An experienced personal injury solicitor who helped a client conceal from her “controlling” husband the full amount of damages she received in settling a claim has been struck off the roll.

Geoffrey Hart, a former director at Midlands outfit Ward & Rider, secured damages of £48,000 after costs for Client A, a family friend of his wife, in 2017. But a Solicitors Disciplinary Tribunal (SDT) heard that during a phone call, the client informed Hart she would be telling her “controlling” husband the claim settled for £30,000 and asked him to prepare a letter setting out the lower amount.

Hart, who qualified in 1998, fired off a letter confirming the claim settled for £40,000 and that costs of £10,000 would be deducted from the final amount. He prepared two further “misleading” letters confirming that payments had been made. He resigned from the firm during the disciplinary process.
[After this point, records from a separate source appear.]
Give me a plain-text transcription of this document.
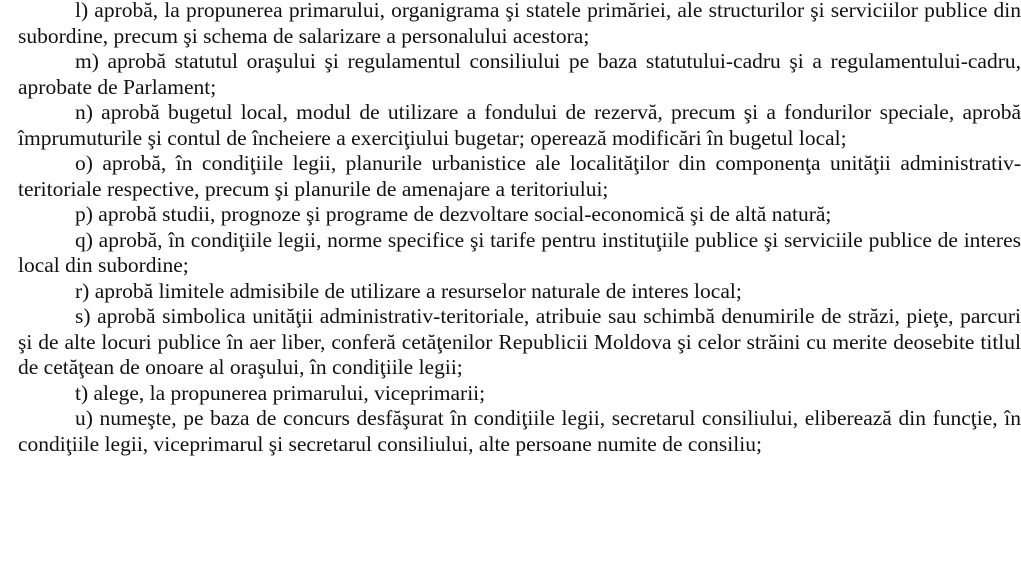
l) aprobă, la propunerea primarului, organigrama şi statele primăriei, ale structurilor şi serviciilor publice din subordine, precum şi schema de salarizare a personalului acestora;

m) aprobă statutul oraşului şi regulamentul consiliului pe baza statutului-cadru şi a regulamentului-cadru, aprobate de Parlament;

n) aprobă bugetul local, modul de utilizare a fondului de rezervă, precum şi a fondurilor speciale, aprobă împrumuturile şi contul de încheiere a exerciţiului bugetar; operează modificări în bugetul local;

o) aprobă, în condiţiile legii, planurile urbanistice ale localităţilor din componenţa unităţii administrativ-teritoriale respective, precum şi planurile de amenajare a teritoriului;

p) aprobă studii, prognoze şi programe de dezvoltare social-economică şi de altă natură;

q) aprobă, în condiţiile legii, norme specifice şi tarife pentru instituţiile publice şi serviciile publice de interes local din subordine;

r) aprobă limitele admisibile de utilizare a resurselor naturale de interes local;

s) aprobă simbolica unităţii administrativ-teritoriale, atribuie sau schimbă denumirile de străzi, pieţe, parcuri şi de alte locuri publice în aer liber, conferă cetăţenilor Republicii Moldova şi celor străini cu merite deosebite titlul de cetăţean de onoare al oraşului, în condiţiile legii;

t) alege, la propunerea primarului, viceprimarii;

u) numeşte, pe baza de concurs desfăşurat în condiţiile legii, secretarul consiliului, eliberează din funcţie, în condiţiile legii, viceprimarul şi secretarul consiliului, alte persoane numite de consiliu;
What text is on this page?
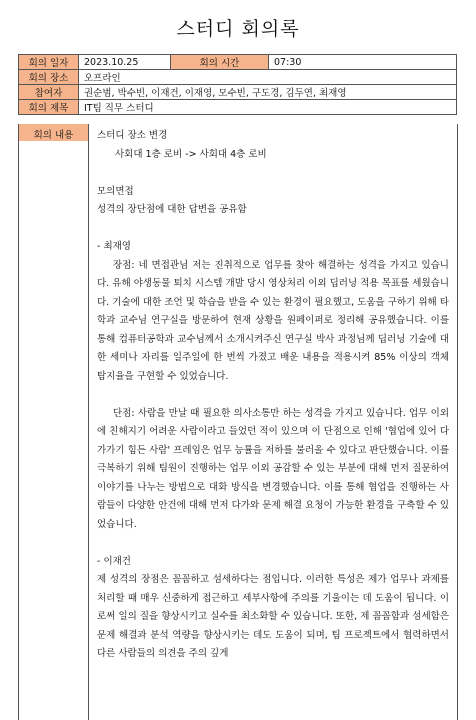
스터디 회의록
회의 일자	2023.10.25	회의 시간	07:30
회의 장소	오프라인		
참여자	권순범, 박수빈, 이재건, 이재영, 모수빈, 구도경, 김두연, 최재영		
회의 제목	IT팀 직무 스터디		
회의 내용	스터디 장소 변경

사회대 1층 로비 -> 사회대 4층 로비

모의면접

성격의 장단점에 대한 답변을 공유함

- 최재영

장점: 네 면접관님 저는 진취적으로 업무를 찾아 해결하는 성격을 가지고 있습니다. 유해 야생동물 퇴치 시스템 개발 당시 영상처리 이외 딥러닝 적용 목표를 세웠습니다. 기술에 대한 조언 및 학습을 받을 수 있는 환경이 필요했고, 도움을 구하기 위해 타학과 교수님 연구실을 방문하여 현재 상황을 원페이퍼로 정리해 공유했습니다. 이를 통해 컴퓨터공학과 교수님께서 소개시켜주신 연구실 박사 과정님께 딥러닝 기술에 대한 세미나 자리를 일주일에 한 번씩 가졌고 배운 내용을 적용시켜 85% 이상의 객체 탐지율을 구현할 수 있었습니다.

단점: 사람을 만날 때 필요한 의사소통만 하는 성격을 가지고 있습니다. 업무 이외에 친해지기 어려운 사람이라고 들었던 적이 있으며 이 단점으로 인해 '협업에 있어 다가가기 힘든 사람' 프레임은 업무 능률을 저하를 불러올 수 있다고 판단했습니다. 이를 극복하기 위해 팀원이 진행하는 업무 이외 공감할 수 있는 부분에 대해 먼저 질문하여 이야기를 나누는 방법으로 대화 방식을 변경했습니다. 이를 통해 협업을 진행하는 사람들이 다양한 안건에 대해 먼저 다가와 문제 해결 요청이 가능한 환경을 구축할 수 있었습니다.

- 이재건

제 성격의 장점은 꼼꼼하고 섬세하다는 점입니다. 이러한 특성은 제가 업무나 과제를 처리할 때 매우 신중하게 접근하고 세부사항에 주의를 기울이는 데 도움이 됩니다. 이로써 일의 질을 향상시키고 실수를 최소화할 수 있습니다. 또한, 제 꼼꼼함과 섬세함은 문제 해결과 분석 역량을 향상시키는 데도 도움이 되며, 팀 프로젝트에서 협력하면서 다른 사람들의 의견을 주의 깊게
In non-agreed mitigation, Hart said he had “acted out of character” and become “very emotional” after discovering that Client A, like his wife, had suffered a stillbirth.
A clinical psychologist report confirmed Hart made a mistake at work whilst experiencing “psychological difficulties” and some “associated impairment in cognitive processing (judgment and reasoning)”.

Hart made no attempt to conceal the letters and upon realising the seriousness of the matter, he pressed the firm to contact Client A to recall the letter, which they successfully did. Client A confirmed that the letter had not been shown to her husband or anyone.

The tribunal also heard how Hart sent an email to his wife, a solicitor, attaching a letter addressed to Client B. The letter contained personal information about Client B including her name and address, the fact they had suffered a personal injury, and that she intended to bring a claim against a named company. His purpose for disclosing the letter was to provide his wife with a precedent document for her own legal practice.

Hart was struck off the roll and ordered to pay £9,000 costs by way of an agreed outcome.